Sehr geehrter Herr Dr. Zöltzer,
vielen Dank für Ihre Nachricht aus Hessen vom 15. November. Sie gehen darin auf den Entwurf der Koalitionsfraktionen vom 3. November für ein „Drittes Gesetz zum Schutz der Bevölkerung bei einer epidemischen Lage von nationaler Tragweite“ (Drucksache 19/23944) ein, den der Deutsche Bundestag am 18. November mit zahlreichen Änderungen aus dem parlamentarischen Verfahren beschlossen hat (Drucksache 19/24334). Wie Sie inzwischen vielleicht bereits in Erfahrungen bringen konnten, habe ich wie weitere 412 Kolleginnen und Kollegen dem Gesetz in der geänderten Fassung in namentlicher Abstimmung zugestimmt.
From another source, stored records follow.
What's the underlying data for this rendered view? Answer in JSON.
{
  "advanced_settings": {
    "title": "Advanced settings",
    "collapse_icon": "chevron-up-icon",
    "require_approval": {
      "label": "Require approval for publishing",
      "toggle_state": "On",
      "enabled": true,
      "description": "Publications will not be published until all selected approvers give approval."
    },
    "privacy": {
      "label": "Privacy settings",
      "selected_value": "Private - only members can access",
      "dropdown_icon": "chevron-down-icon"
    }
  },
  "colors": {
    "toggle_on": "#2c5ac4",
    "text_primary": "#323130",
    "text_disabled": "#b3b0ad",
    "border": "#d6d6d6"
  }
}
Ihnen geht es vor allem um den neuen Paragrafen 28a des Infektionsschutzgesetzes, der im Beratungsverfahren des federführenden Gesundheitsausschusses besonders viele Änderungen erfahren hat. Paragraf 28a nennt seit dem Inkrafttreten am 19. November die besonderen Schutzmaßnahmen, die die Bundesländer in Verbindung mit Paragraf 32 zur Verhinderung der Verbreitung der Coronavirus-Krankheit-2019 über Rechtsverordnungen selbstständig umsetzen dürfen – solange die Feststellung einer epidemischen Lage von nationaler Tragweite nach § 5 Absatz 1 Satz 1 durch den Deutschen Bundestag vorliegt. Die neue Rechtslage schränkt die Möglichkeiten des Staates sowohl im Vergleich zum Bundes-Seuchengesetz von 1961 als auch im Vergleich zum Infektionsschutzgesetz von 2001 ein. Entgegen Ihrer Darstellung hat das 3. Bevölkerungsschutzgesetz somit nicht die Möglichkeit geschaffen, „viele durch das Grundgesetz garantierte Freiheitsrechte ohne weitere Mitwirkung durch die Parlamente einzuschränken“. In meinen Augen hat der Deutsche Bundestag vielmehr sowohl seine eigenen Rechte als auch die aller Bürgerinnen und Bürger verteidigt, indem er die seit 2001 geltende Generalklausel in Paragraf 28 des Infektionsschutzgesetzes für die derzeitige Corona-Pandemie deutlich enger gefasst hat. Genau so hatten es in den vorangegangenen Wochen auch Gerichte und wissenschaftliche Expertisen im Sinne der Rechtssicherheit nahegelegt. Die Befugnisse der seit jeher ausführenden Bundesländer sind nun konkret benannt, zudem stehen sie unter einem expliziten Parlamentsvorbehalt von Bundesseite.

Die erneute Nennung von Grundrechten im 3. Bevölkerungsschutzgesetz folgt dem sogenannten Zitiergebot des Grundgesetzes. Nach dessen Artikel 19 Absatz 1 Satz 2 sind von einem Gesetz berührte Grundrechte auch bei einer reinen Konkretisierung von Maßnahmen zu nennen, wie dies jetzt wie gesagt im neuen Paragrafen 28a des Infektionsschutzgesetzes allein für die derzeitige Corona-Pandemie geschehen ist. Die im Gesetz genannten Eingriffe müssen immer gerechtfertigt werden durch den Schutz von Leben und Gesundheit und durch das Aufrechterhalten der Leistungskraft des Gesundheitswesens. Besonders empfindliche Grundrechte, wie das Versammlungsrecht, die Religionsfreiheit und der soziale Kontakt zum Beispiel zu Bewohnern von Altenheimen wurden unter besonderen Schutz gestellt. Der Plenarbeschluss vom 18. November umfasst auch einen Änderungsantrag zu Paragraf 28a des Infektionsschutzgesetzes, wonach Rechtsverordnungen der Länder zu diesen Zwecken nun in ihrer Gültigkeit von vorneherein grundsätzlich auf vier Wochen befristet sind und mit einer Begründung zu versehen sind. Im Übrigen steht es dem Deutschen Bundestag bzw. allen Landesparlamenten jederzeit frei, jede Rechtsverordnung der Bundesregierung bzw. der jeweiligen Landesregierung einzeln wieder außer Kraft zu setzen.